I'm looking for an algorithm which I'm sure must have been studied, but I'm not familiar enough with graph theory to even know the right terms to search for.

In the abstract, I'm looking for an algorithm to determine the set of routes between reachable vertices [x1, x2, xn] and a certain starting vertex, when each edge has a weight and each route can only have a given maximum total weight of x.

In more practical terms, I have road network and for each road segment a length and maximum travel speed. I need to determine the area that can be reached within a certain time span from any starting point on the network. If I can find the furthest away points that are reachable within that time, then I will use a convex hull algorithm to determine the area (this approximates enough for my use case).

So my question, how do I find those end points? My first intuition was to use Dijkstra's algorithm and stop once I've 'consumed' a certain 'budget' of time, subtracting from that budget on each road segment; but I get stuck when the algorithm should backtrack but has used its budget. Is there a known name for this problem?

Answer 1

If I understood the problem correctly, your initial guess is right.
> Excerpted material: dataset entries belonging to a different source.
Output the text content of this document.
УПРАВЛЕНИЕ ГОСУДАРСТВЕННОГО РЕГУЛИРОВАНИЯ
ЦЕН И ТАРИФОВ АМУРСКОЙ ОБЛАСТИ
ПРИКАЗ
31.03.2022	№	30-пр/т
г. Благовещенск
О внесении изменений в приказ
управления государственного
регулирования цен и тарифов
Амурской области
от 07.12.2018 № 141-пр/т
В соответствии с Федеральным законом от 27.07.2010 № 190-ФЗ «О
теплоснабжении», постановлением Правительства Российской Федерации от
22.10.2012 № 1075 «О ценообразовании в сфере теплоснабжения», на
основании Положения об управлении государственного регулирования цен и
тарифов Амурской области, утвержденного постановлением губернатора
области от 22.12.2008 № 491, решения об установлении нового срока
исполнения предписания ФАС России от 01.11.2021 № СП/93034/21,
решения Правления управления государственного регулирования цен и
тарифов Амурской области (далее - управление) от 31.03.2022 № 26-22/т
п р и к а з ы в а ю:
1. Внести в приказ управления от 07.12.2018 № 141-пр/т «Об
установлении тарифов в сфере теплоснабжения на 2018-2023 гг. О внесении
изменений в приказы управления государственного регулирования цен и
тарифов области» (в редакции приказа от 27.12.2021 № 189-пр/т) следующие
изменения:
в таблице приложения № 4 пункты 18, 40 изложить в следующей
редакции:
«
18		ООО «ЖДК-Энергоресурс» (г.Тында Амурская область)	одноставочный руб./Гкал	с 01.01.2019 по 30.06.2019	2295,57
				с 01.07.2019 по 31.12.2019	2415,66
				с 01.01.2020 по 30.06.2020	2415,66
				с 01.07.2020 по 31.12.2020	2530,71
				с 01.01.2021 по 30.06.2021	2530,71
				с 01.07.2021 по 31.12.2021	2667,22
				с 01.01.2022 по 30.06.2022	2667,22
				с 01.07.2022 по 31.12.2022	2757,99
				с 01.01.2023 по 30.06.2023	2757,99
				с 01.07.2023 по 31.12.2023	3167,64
Dijkstra's algorithm, or any other algorithm finding a shortest path from a vertex to all other vertices (like A*) will fit.

In the simplest case you can construct the graph, where weight of edges stands for minimum time required to pass this segment of road. If you have its length and maximum allowed speed, I assume you know it. Run the algorithm from the starting point, pick those vertices with the shortest path less than x. As simple as that.

If you want to optimize things, note that during the work of Dijkstra's algorithm, currently known shortest paths to the vertices are increasing monotonically with each iteration. Which is kind of expected when you deal with graphs with non-negative weights. Now, on each step you are picking an unused vertex with minimum current shortest path. If this path is greater than x, you may stop. There is no chance that you have any vertices with shortest path less than x from now on.

If you need to exactly determine points between vertices, that a vehicle can reach in a given time, it is just a small extension to the above algorithm. As a next step, consider all (u, v) edges, where u can be reached in time x, while v cannot. I.e. if we define shortest path to vertex w as t(w), we have t(u) <= x and t(v) > x. Now use some basic math to interpolate point between u and v with the coefficient (x - t(u)) / (t(v) - t(u)).